Hi guys, I'm trying my hardest to avoid spending the extra £80 on a new PSU. My PC, once built will be: MSI P67A-GD53 Intel i7 2600K - plan to OC to about 3.8Ghz 8GB Corsair Vengeance RAM 500GB Western Digital Caviar Blue HDD 7200RPM Nvidia GTX 570 - looking to push it up to 800Mhz. I've got a good quality PSU in the Thermaltake Toughpower 600W, reckon it'll be enough? Cheers, James
Fine. You'll use ~300-400W for the total system when gaming, depending on how much OC. I have to ask though. Do you really need a 2600K? If it's just a gaming system, you're wasting serious cash there. Almost enough to afford a 64GB SSD. Also, a 3.8GHz OC on an 2600K is nothing. Turbo Boost is capable of that by default! If you're actually going to overclock it you'll want an aftermarket cooler and push it or 2500K to about 4.5Ghz. Not all chips make it that high though, in any case try not to exceed 1.35V on the Vcore.

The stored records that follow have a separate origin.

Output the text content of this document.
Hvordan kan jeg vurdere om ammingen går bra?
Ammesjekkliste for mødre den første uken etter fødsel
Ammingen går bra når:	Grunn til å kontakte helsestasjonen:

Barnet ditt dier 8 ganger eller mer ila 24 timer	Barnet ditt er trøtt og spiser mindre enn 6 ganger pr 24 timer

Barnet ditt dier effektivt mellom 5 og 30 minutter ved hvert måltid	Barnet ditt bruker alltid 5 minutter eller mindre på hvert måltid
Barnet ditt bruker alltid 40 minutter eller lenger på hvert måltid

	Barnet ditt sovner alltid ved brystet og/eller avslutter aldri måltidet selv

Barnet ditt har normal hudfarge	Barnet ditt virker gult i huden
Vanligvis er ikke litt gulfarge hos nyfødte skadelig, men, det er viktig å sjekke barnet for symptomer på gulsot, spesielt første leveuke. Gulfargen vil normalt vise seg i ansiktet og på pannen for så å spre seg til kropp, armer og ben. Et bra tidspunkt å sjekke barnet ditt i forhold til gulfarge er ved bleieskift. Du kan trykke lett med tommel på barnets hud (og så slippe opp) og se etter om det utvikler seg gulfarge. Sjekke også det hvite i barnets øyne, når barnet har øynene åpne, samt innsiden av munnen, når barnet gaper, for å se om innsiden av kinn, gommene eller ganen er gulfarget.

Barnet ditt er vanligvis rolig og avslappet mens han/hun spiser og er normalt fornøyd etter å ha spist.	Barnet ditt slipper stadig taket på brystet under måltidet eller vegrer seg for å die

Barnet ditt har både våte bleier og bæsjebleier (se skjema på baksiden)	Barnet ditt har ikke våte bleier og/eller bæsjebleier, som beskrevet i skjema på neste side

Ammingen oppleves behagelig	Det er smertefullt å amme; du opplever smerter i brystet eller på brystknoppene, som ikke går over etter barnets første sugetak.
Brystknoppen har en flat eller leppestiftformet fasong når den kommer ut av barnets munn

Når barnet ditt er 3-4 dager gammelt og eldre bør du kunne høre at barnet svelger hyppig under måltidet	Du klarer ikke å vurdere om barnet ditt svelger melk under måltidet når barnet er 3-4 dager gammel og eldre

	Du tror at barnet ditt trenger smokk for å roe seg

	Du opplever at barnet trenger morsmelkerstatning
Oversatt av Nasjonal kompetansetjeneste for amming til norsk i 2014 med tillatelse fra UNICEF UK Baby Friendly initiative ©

as lehtv said.. gaming only 2500k, video editing, photoshop, etc.. 2600k. or, in case if you want really long lasting cpu, maybe 2600k would be better still, if no photoshop and stuff like that.. 2500k and good aftermarket cooler, then push it to 4.5ghz or whathever u can get with 1.35v or so (mine go up to 4.7ghz@1.35v) about psu, yes, you will have stronger card, but still, mine is 620w and on oc cpu 4.9@1.424v, and 560ti gpu on 1000mhz@1.05v (vrm at 2150mhz if i remember right) and it work just fine.. btw, on 2600k you might get a little lower OC with HT on.. if you disable HT.. well, then u have same cpu as if u get 2500k
Cheers guys, I said 3.8 as I was worried about how the PSU would take going higher. I've got an Artic Freezer 7, which isn't great by todays standards, but has worked for me so far, so I'll probably push the 2600K up to around 4.2/4.3ish area. I do use photoshop and video editing, plus I'll be wanting this system to have some good longevity, so dont worry it's not wasted Thanks again :cheers:
By the time 2500K starts to feel slow, 2600K will start to feel slow. They're not that far apart. You will undoubtedly upgrade in about the same time with either CPU. Photoshop doesn't benefit from hyperthreading immensely, and whether video encoding benefits from it depends on exactly what applications you use.